Évidemment, la FFME a présenté à toutes les fédérations sportives de plein air ses problématiques et l’évolution de sa stratégie quant à l’escalade en site naturel.

Faudrait-il créer un organisme exclusivement porté sur la gestion des falaises ?

Un tel projet pose toujours les mêmes questions : quelle forme juridique, quels moyens d’actions, quelle gouvernance et surtout pour quoi faire ?

Il nous semble que la bonne gestion des falaises passe par un engagement des collectivités territoriales quand la promotion des activités sportives les intéresse, ce qui est souvent le cas. Par ailleurs, l’évolution de la loi a été une première étape prometteuse et d’autres avancées peuvent être envisagées. Le changement est toujours difficile, les grimpeurs, toujours plus nombreux, doivent être prêts à partager les espaces, à devenir des acteurs de leur pratique et non plus de simples consommateurs.

La pratique du bloc en site naturel pose-t-elle les mêmes questions ?

Il n’y a pas de différence sur les questions de responsabilités entre le bloc et la falaise, entre l’escalade et la randonnée, entre l’escalade et le VTT. Les impacts financiers sur l’aménagement des sites sont par contre bien différents, de même que les accidents graves pratiquement inexistants à ce jour en bloc.

Retrouve-t-on les mêmes problèmes dans d’autres pays ? Existe-t-il des modèles dont on peut s’inspirer ?

Il est difficile de répondre à cette question car les règles juridiques, les conditions d’accès aux espaces diffèrent grandement d’un pays à l’autre. Il y a le cas de la France avec ces accès totalement libre et gratuit mais ce n’est pas le cas dans d’autres pays avec des accès payant selon les sites.

Les questions assurantielles sont très différentes elles-aussi, il suffit pour cela de se pencher sur la question de la prise en charge frais médicaux à l’étranger notamment aux USA, Canada, Japon…

Les spécificités du droit de la responsabilité -notamment sans faute – sont, elles-aussi, bien françaises et constituent le principal obstacle au développement des sports de nature au sens large.
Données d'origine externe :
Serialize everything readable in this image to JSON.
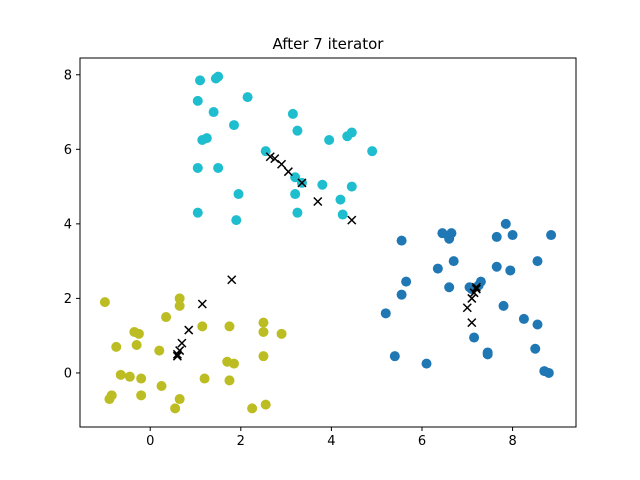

Il parait difficile de calquer un modèle sur un autre. Des tendances semblent néanmoins se dégager en Europe : c’est la présence grandissante des collectivités dans la gestion des sites et la prise en compte des questions environnementales.
Il reste beaucoup de défis à relever pour les générations actuelles et futures de grimpeurs afin que l’escalade reste le sport extraordinaire d’aujourd’hui. La FFME et ses comités territoriaux vont continuer à jouer un rôle de premier plan, pour pérenniser l’accès aux sites d’escalade pour tous en France. Si l’ensemble de la communauté des grimpeurs rejoignait ses 110 000 licenciés, nul doute que son action dans ce domaine, serait bien plus forte.